Адъютант его превосходительства, стр. 95

— Я все знаю, — снова сказал Юра. — И про Семена Алексеевича, и про Фролова… Он сегодня приходил… к вам…

Кольцов положил руку Юре на голову, ласково взъерошил ему волосы.

— Нат Пинкертон, — задумчиво, по-доброму, сказал он, и это было как бы ответом на Юрин вопрос.

— Но почему вы, офицер, адъютант командующего, — вдруг… — Юра приподнялся на локоть. — Или вы вовсе и не офицер?

— Что? Тогда было бы все понятно? Захотел отнять у других то, чего сам не имел?.. Нет, Юра, я действительно офицер, хотя и не дворянин. И награды мои заработаны в бою кровью и риском. И передо мною открывалась дорога в дворянское общество… Но я не мог быть сытым, когда вокруг столько голодных. Я не мог быть счастливым среди несчастных… Я хочу, чтобы все были сыты и все были счастливы… Понимаешь? Все! Я хочу помочь… нет, не Владимиру Зеноновичу, хотя он, вероятно, и неплохой человек!.. — растолковывал он Юре свою правду. Правде дети больше всего верят, потому что для них правда — это жизнь.

— Он очень хороший! — восторженно произнёс Юра.

— Мне он тоже нравится. И я вовсе не против него. Но я против того, что он хочет сделать! — старался быть понятным Юре Кольцов.

— А что он хочет сделать? — встрепенулся Юра, испытывая непередаваемую благодарность к Кольцову за то, что тот ведёт с ним прямой, мужской разговор.

— Он хочет, чтоб все осталось так, как было тысячи и тысячи лет.
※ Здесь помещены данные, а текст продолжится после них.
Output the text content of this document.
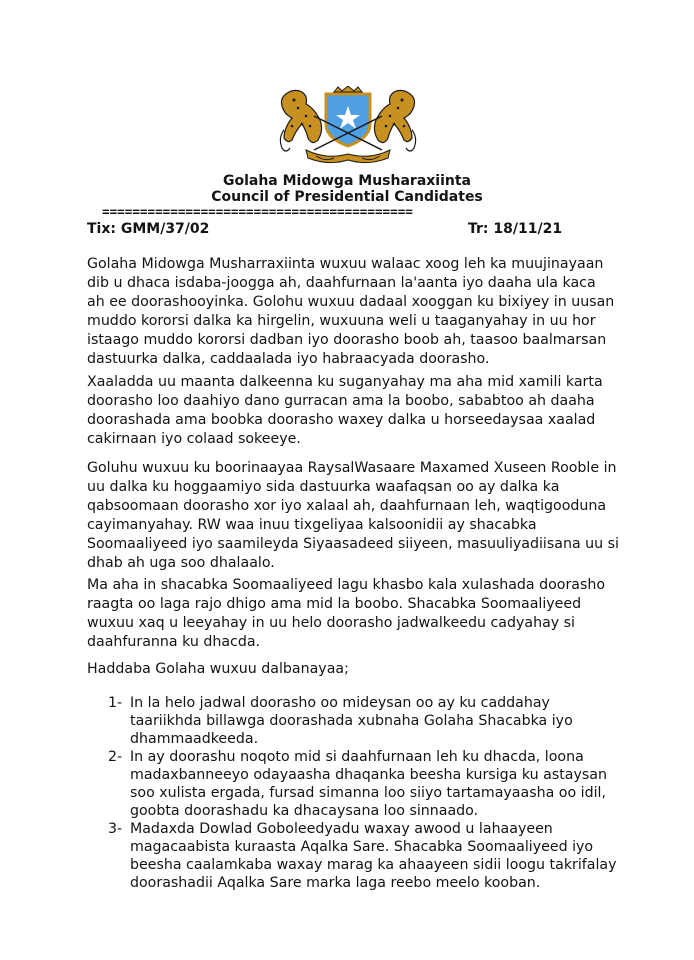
Golaha Midowga Musharaxiinta
Council of Presidential Candidates
=========================================
Tix: GMM/37/02	Tr: 18/11/21
Golaha Midowga Musharraxiinta wuxuu walaac xoog leh ka muujinayaan
dib u dhaca isdaba-joogga ah, daahfurnaan la'aanta iyo daaha ula kaca
ah ee doorashooyinka. Golohu wuxuu dadaal xooggan ku bixiyey in uusan
muddo kororsi dalka ka hirgelin, wuxuuna weli u taaganyahay in uu hor
istaago muddo kororsi dadban iyo doorasho boob ah, taasoo baalmarsan
dastuurka dalka, caddaalada iyo habraacyada doorasho.
Xaaladda uu maanta dalkeenna ku suganyahay ma aha mid xamili karta
doorasho loo daahiyo dano gurracan ama la boobo, sababtoo ah daaha
doorashada ama boobka doorasho waxey dalka u horseedaysaa xaalad
cakirnaan iyo colaad sokeeye.
Goluhu wuxuu ku boorinaayaa RaysalWasaare Maxamed Xuseen Rooble in
uu dalka ku hoggaamiyo sida dastuurka waafaqsan oo ay dalka ka
qabsoomaan doorasho xor iyo xalaal ah, daahfurnaan leh, waqtigooduna
cayimanyahay. RW waa inuu tixgeliyaa kalsoonidii ay shacabka
Soomaaliyeed iyo saamileyda Siyaasadeed siiyeen, masuuliyadiisana uu si
dhab ah uga soo dhalaalo.
Ma aha in shacabka Soomaaliyeed lagu khasbo kala xulashada doorasho
raagta oo laga rajo dhigo ama mid la boobo. Shacabka Soomaaliyeed
wuxuu xaq u leeyahay in uu helo doorasho jadwalkeedu cadyahay si
daahfuranna ku dhacda.
Haddaba Golaha wuxuu dalbanayaa;
1- In la helo jadwal doorasho oo mideysan oo ay ku caddahay
taariikhda billawga doorashada xubnaha Golaha Shacabka iyo
dhammaadkeeda.
2- In ay doorashu noqoto mid si daahfurnaan leh ku dhacda, loona
madaxbanneeyo odayaasha dhaqanka beesha kursiga ku astaysan
soo xulista ergada, fursad simanna loo siiyo tartamayaasha oo idil,
goobta doorashadu ka dhacaysana loo sinnaado.
3- Madaxda Dowlad Goboleedyadu waxay awood u lahaayeen
magacaabista kuraasta Aqalka Sare. Shacabka Soomaaliyeed iyo
beesha caalamkaba waxay marag ka ahaayeen sidii loogu takrifalay
doorashadii Aqalka Sare marka laga reebo meelo kooban.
Чтоб одни трудились, обречённые на убогое существование, а другие пожинали плоды чужого труда… Вот я и хочу помочь не Владимиру Зеноновичу и не Николаю Григорьевичу, а, скажем, тому садовнику, который выращивал ваш сад…
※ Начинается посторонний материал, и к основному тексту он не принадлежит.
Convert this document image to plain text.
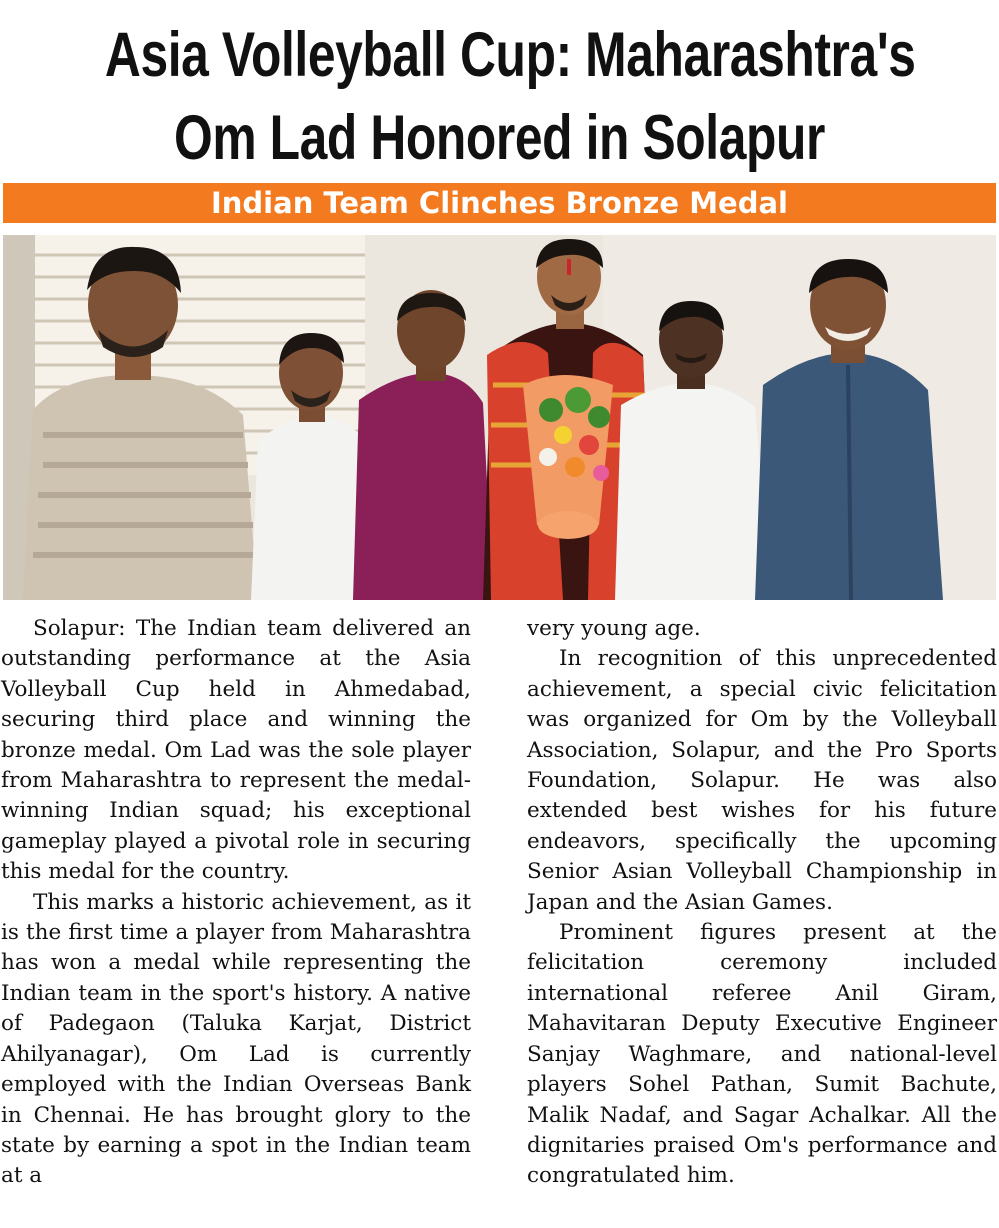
Asia Volleyball Cup: Maharashtra's
Om Lad Honored in Solapur
Indian Team Clinches Bronze Medal

Solapur: The Indian team delivered an outstanding performance at the Asia Volleyball Cup held in Ahmedabad, securing third place and winning the bronze medal. Om Lad was the sole player from Maharashtra to represent the medal-winning Indian squad; his exceptional gameplay played a pivotal role in securing this medal for the country.

This marks a historic achievement, as it is the first time a player from Maharashtra has won a medal while representing the Indian team in the sport's history. A native of Padegaon (Taluka Karjat, District Ahilyanagar), Om Lad is currently employed with the Indian Overseas Bank in Chennai. He has brought glory to the state by earning a spot in the Indian team at a

very young age.

In recognition of this unprecedented achievement, a special civic felicitation was organized for Om by the Volleyball Association, Solapur, and the Pro Sports Foundation, Solapur. He was also extended best wishes for his future endeavors, specifically the upcoming Senior Asian Volleyball Championship in Japan and the Asian Games.

Prominent figures present at the felicitation ceremony included international referee Anil Giram, Mahavitaran Deputy Executive Engineer Sanjay Waghmare, and national-level players Sohel Pathan, Sumit Bachute, Malik Nadaf, and Sagar Achalkar. All the dignitaries praised Om's performance and congratulated him.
— Да-да! Вы ему помогите! Этот садовник вместе с другими такими же спалил наш дом. Помогите, помогите ему! — взорвался Юра, несколько уязвлённый последней фразой.

— Ты должен его простить, — негромко сказал Кольцов, внимательно поглядев на Юру.

— Простить?

— Да, простить. Они это сделали от гнева. Но поверь, они не злобные люди.

— Мы им никогда ничего плохого не сделали.

— А хорошего?

Юра промолчал.

— Вот видишь, тоже ничего. Зато они — вам только хорошее делали. Вот дом построили. Хороший, должно быть, дом. А сами жили ты знаешь где. Хлеб вам растили. А сами голодали. И так из года в год… из века в век… Несправедливо? Несправедливо. Вот они и озлобились. На папу твоего. На Владимира Зеноновича…

— И вы хотите…

— Хочу… как бы тебе объяснить… чтоб кто-то строил дом…

— Для кого?

— Для тебя, для меня, для всех. А кто-то ухаживал бы за садом…

— За чьим садом? — переспросил, внезапно успокаиваясь, Юра.

— Ну… сад тоже будет принадлежать всем, — популярно объяснял Павел Андреевич — он был доволен, что Юра задаёт вопросы.

— А если я захочу иметь свой сад?

— Но он ведь и будет твой. И сад, и дом, и земля…

— Так не бывает.

— Да, так не было… И тогда, понимаешь, никто не будет ни на кого злобу копить. Не из-за чего будет. То есть будут, конечно, люди друг на друга обижаться… и обижать друг друга будут… — Здесь голос Кольцова приобрёл истинную силу — ведь он рассказывал о самом заветном. — Но причины будут другие… мелкие… Ты вот полежи и подумай немного… может, и поймёшь того садовника, который спалил ваш дом. Поймёшь и простишь.

Юра молчал. Даже при лунном свете была видна тоненькая, не детская морщинка, появившаяся у него на лбу.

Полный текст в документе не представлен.